Einde inhoudsopgave
Burgerlijk Wetboek Boek 5
Artikel 94 [Verhuren en verpachten]
Geldend
Geldend vanaf 01-08-2003
- Bronpublicatie:
22-05-2003, Stb. 2003, 218 (uitgifte: 01-01-2003, kamerstukken: 28064)
21-11-2002, Stb. 2002, 588 (uitgifte: 01-01-2002, kamerstukken: 26932)
- Inwerkingtreding
01-08-2003
- Bronpublicatie inwerkingtreding:
02-06-2003, Stb. 2003, 230 (uitgifte: 01-01-2003, kamerstukken/regelingnummer: -)

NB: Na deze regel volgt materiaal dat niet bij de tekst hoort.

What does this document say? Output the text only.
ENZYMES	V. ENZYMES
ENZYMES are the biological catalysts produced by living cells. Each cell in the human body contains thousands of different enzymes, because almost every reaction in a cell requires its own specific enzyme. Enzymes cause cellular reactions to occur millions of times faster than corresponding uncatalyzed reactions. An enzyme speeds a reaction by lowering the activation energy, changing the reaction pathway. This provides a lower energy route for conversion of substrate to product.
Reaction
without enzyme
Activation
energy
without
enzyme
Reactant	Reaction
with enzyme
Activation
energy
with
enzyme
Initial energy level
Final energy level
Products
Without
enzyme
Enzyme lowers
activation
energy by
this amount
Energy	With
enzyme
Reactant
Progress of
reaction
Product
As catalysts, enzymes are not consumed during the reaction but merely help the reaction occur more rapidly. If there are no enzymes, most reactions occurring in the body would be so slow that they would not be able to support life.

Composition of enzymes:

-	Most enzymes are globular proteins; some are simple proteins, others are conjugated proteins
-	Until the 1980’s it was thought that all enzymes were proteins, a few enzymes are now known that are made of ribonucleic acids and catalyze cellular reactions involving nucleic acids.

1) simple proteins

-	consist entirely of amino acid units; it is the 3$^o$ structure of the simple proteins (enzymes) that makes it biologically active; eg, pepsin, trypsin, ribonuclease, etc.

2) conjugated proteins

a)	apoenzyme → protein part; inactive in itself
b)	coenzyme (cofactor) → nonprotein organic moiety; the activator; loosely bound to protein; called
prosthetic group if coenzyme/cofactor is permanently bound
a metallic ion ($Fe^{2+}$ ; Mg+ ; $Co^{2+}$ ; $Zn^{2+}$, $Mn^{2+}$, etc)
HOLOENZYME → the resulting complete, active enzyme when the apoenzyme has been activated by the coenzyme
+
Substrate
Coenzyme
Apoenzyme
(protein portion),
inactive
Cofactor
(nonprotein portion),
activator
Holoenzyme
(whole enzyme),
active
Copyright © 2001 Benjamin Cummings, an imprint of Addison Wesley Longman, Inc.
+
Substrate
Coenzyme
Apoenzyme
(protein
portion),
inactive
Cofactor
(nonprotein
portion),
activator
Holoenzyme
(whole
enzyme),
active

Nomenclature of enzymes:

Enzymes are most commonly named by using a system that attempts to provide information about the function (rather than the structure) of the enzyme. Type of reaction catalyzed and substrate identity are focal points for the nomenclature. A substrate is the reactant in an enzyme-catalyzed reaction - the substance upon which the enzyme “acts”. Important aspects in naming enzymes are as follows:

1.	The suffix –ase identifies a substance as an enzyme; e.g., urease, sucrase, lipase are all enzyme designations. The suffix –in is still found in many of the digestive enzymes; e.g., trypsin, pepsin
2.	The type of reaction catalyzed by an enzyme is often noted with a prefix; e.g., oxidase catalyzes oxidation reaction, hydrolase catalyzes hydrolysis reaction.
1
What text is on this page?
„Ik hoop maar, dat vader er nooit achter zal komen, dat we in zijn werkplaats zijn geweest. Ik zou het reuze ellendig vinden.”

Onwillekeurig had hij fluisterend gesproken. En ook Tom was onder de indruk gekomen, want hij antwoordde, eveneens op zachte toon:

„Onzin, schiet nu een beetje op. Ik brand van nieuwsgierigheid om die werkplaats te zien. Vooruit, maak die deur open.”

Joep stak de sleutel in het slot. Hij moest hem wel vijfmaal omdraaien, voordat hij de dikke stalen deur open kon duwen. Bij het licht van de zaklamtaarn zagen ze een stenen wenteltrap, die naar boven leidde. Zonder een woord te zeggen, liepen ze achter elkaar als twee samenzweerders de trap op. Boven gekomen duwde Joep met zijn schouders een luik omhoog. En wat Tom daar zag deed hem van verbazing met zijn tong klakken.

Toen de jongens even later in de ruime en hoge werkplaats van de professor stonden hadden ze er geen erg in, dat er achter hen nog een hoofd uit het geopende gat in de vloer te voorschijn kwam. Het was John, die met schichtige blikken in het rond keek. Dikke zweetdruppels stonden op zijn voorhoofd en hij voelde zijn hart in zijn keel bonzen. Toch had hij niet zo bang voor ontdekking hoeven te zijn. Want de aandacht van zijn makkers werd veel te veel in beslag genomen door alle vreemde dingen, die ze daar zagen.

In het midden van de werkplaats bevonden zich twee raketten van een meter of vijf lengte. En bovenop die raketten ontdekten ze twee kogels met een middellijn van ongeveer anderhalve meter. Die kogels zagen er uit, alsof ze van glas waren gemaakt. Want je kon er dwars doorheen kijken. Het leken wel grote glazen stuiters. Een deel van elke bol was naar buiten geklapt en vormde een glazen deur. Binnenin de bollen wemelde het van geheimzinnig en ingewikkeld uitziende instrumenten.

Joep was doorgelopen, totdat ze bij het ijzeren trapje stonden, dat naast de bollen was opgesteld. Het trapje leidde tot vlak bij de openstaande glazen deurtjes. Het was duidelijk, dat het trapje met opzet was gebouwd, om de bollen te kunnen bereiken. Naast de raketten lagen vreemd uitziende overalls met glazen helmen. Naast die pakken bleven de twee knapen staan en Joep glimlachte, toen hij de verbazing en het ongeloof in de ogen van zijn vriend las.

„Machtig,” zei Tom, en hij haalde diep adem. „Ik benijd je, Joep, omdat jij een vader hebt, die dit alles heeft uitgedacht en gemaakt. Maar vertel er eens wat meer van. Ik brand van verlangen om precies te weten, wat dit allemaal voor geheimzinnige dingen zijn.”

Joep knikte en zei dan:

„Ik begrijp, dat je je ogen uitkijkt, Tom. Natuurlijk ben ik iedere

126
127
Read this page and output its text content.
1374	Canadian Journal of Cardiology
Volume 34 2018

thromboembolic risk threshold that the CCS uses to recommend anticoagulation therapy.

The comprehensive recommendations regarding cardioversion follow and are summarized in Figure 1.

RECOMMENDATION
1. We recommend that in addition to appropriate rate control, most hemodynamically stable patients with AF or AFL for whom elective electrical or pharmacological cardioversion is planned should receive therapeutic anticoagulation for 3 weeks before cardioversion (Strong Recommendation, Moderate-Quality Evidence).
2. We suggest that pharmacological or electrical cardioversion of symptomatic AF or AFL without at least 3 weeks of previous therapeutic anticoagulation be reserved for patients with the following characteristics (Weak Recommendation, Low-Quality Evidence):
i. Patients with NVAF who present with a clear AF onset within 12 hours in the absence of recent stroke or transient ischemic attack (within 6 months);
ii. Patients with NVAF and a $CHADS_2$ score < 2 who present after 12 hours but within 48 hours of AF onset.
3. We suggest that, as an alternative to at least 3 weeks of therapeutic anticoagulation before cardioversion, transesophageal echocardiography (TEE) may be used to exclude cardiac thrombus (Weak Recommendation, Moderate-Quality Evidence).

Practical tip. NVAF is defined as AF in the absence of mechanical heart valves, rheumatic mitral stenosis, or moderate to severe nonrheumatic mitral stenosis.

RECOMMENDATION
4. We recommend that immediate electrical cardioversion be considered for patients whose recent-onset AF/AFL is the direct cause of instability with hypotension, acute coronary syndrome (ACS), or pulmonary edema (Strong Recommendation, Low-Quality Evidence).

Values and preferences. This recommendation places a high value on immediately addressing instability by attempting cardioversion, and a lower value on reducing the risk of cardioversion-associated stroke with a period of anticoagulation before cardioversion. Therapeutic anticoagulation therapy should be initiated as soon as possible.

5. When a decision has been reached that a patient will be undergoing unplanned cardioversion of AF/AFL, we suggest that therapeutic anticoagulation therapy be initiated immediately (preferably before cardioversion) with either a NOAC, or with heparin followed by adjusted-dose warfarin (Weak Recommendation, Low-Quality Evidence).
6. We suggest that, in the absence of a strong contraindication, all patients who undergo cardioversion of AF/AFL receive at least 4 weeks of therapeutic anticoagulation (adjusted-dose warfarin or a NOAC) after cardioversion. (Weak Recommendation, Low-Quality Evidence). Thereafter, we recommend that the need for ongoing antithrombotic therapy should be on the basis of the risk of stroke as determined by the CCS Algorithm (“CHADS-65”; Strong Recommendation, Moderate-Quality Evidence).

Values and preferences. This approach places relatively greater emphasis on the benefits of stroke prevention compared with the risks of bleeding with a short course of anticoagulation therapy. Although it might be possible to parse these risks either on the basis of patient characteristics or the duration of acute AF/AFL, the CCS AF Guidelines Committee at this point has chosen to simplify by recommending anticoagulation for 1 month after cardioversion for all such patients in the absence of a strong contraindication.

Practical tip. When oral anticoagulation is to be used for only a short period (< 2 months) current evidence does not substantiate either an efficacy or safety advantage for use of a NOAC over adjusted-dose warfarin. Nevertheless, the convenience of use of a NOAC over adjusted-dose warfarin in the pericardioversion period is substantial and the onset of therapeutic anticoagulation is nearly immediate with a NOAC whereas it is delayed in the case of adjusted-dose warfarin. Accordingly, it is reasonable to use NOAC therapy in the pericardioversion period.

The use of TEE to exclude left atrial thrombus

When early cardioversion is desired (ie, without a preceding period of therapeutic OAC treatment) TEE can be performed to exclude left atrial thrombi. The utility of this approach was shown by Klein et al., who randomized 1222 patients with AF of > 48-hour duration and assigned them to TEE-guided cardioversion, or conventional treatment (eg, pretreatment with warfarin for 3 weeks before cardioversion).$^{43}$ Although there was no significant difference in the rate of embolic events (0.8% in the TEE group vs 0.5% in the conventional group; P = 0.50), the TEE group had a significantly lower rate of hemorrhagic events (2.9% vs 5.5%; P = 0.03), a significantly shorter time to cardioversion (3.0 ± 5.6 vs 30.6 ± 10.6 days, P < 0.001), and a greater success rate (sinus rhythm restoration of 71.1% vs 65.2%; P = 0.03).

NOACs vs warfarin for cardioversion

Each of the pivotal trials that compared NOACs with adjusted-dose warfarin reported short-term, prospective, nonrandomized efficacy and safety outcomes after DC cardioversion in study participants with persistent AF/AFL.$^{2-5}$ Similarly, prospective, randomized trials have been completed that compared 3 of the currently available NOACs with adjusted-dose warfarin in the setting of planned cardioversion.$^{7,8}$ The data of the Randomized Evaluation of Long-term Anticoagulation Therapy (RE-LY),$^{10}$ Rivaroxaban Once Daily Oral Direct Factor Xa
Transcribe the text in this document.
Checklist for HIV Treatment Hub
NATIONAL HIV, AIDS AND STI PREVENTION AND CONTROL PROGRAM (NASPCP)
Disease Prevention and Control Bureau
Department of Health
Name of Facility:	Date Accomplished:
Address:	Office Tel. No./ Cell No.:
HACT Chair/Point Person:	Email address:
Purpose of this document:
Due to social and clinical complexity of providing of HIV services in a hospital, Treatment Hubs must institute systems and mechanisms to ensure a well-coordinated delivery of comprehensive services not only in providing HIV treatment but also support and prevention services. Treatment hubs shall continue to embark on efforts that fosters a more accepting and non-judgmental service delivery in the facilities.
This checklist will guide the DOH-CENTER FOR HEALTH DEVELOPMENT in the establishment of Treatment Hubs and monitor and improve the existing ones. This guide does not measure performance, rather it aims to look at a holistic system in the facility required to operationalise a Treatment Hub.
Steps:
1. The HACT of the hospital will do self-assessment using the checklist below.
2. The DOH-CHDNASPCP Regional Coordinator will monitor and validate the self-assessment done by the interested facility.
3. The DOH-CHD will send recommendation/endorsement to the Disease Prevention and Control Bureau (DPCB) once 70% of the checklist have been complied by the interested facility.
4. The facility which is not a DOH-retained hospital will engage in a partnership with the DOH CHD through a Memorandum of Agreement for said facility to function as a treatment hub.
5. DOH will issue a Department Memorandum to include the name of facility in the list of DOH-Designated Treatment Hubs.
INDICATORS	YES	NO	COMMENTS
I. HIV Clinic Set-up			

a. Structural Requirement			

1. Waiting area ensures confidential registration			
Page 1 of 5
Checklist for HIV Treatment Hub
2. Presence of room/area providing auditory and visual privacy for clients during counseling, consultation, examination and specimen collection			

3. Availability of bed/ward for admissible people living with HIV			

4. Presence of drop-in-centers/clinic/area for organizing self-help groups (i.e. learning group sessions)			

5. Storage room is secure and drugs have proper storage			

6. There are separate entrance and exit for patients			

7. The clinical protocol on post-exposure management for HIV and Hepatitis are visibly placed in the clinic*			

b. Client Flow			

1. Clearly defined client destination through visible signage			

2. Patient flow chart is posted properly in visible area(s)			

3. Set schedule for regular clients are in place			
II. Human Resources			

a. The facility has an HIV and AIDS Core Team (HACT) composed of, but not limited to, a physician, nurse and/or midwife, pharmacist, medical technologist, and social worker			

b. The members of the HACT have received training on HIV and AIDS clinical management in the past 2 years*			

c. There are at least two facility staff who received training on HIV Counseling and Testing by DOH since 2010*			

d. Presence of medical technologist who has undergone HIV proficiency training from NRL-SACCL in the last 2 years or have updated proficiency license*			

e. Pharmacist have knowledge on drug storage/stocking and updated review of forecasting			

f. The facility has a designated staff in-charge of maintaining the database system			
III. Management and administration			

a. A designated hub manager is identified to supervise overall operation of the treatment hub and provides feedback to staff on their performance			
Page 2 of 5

02-06-2003, Stb. 2003, 230 (uitgifte: 01-01-2003, kamerstukken/regelingnummer: -)
- Vakgebied(en)
Goederenrecht / Genotsrechten
1.
De erfpachter is bevoegd de zaak waarop het recht van erfpacht rust, te verhuren of te verpachten, voor zover in de akte van vestiging niet anders is bepaald.
2.
Na het einde van de erfpacht is de eigenaar verplicht een bevoegdelijk aangegane verhuur of verpachting gestand te doen. Hij kan nochtans gestanddoening weigeren, voor zover zonder zijn toestemming hetzij de overeengekomen tijdsduur van de huur langer is dan met het plaatselijk gebruik overeenstemt of bedrijfsruimte in de zin van de zesde afdeling van titel 4 van Boek 7 is verhuurd voor een langere tijd dan vijf jaren, hetzij de verpachting is geschied voor een langere duur dan twaalf jaren voor hoeven en zes jaren voor los land, hetzij de verhuring of verpachting is geschied op ongewone voor hem bezwarende voorwaarden.
3.
Hij verliest de bevoegdheid gestanddoening te weigeren, wanneer de huurder of pachter hem een redelijke termijn heeft gesteld om zich omtrent de gestanddoening te verklaren en hij zich niet binnen deze termijn heeft uitgesproken.
4.
Indien de eigenaar volgens de vorige leden niet verplicht is tot gestanddoening van een door de erfpachter aangegane verhuring van woonruimte waarin de huurder bij het eindigen van de erfpacht zijn hoofdverblijf heeft en waarop de artikelen 271 tot en met 277 van Boek 7 van toepassing zijn, moet hij de huurovereenkomst niettemin met de huurder voortzetten met dien verstande dat artikel 269 lid 2 van Boek 7, van overeenkomstige toepassing is.